Buying a house before marriage and repaying the loan after marriage is the common property of husband and wife?
Not usually, but there are two situations. First: if one party repays the loan with the joint property of husband and wife, the part paid before marriage belongs to personal property, but the repayment and value-added part after marriage enters the joint property of husband and wife. Second: if one party repays the loan with his own property after marriage, then the property is still owned by the individual.
The first case belongs to a special aspect and does not belong to one party in the sense of repayment. It is worth mentioning that China's laws generally judge the ownership of houses according to who contributes. If both men and women contribute, the property is distributed through the proportion of men and women. Unless otherwise agreed by the husband and wife.

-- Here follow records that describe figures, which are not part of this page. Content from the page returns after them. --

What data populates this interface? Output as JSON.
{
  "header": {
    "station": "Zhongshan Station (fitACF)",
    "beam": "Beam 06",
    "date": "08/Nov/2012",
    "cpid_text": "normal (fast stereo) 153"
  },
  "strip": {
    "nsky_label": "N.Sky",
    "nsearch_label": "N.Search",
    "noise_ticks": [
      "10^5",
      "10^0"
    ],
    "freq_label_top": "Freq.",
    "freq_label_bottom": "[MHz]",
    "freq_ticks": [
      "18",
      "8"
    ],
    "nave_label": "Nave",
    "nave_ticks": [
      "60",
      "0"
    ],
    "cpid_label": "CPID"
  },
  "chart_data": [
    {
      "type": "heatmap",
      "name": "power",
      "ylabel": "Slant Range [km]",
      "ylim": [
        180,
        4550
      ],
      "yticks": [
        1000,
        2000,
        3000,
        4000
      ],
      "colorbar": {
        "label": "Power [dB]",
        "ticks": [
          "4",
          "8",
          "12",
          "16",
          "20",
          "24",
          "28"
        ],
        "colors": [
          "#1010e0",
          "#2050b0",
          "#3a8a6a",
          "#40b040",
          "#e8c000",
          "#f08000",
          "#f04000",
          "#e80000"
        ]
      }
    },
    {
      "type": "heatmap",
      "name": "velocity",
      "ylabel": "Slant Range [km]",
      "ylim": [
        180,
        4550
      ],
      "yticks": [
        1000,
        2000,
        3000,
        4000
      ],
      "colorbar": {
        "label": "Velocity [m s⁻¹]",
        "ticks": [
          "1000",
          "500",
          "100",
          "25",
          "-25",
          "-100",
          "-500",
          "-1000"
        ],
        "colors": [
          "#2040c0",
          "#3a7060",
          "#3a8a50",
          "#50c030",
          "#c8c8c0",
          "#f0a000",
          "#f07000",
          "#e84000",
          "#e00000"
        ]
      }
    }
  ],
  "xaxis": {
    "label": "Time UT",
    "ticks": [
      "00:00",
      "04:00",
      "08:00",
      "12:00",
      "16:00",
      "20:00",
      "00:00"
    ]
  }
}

According to Article 10 of Judicial Interpretation III of Marriage Law, one spouse signs a real estate sales contract before marriage, pays the down payment with personal property and borrows money from the bank, and repays the loan with the same property after marriage. If the real estate is registered in the name of the down payment, the real estate shall be handled by both parties through agreement at the time of divorce.
If no agreement can be reached in accordance with the provisions of the preceding paragraph, the people's court may decide that the real estate belongs to the party with registered property rights, and the unpaid loan is the personal debt of the party with registered property rights. After marriage, the amount paid by both parties to repay the loan and the corresponding value-added part of the real estate shall be compensated to the other party by the party handling the property right registration according to the principle stipulated in the first paragraph of Article 39 of the Marriage Law.
legal ground
Article 1063 of the Civil Code stipulates that the following property is the personal property of one spouse:
(1) one party's premarital property;
(2) Compensation or compensation obtained by one party for personal injury;
(3) Property that is determined to belong to only one party in the will or gift contract;
(4) Daily necessities used exclusively by one party;
(five) other property that should be owned by one party.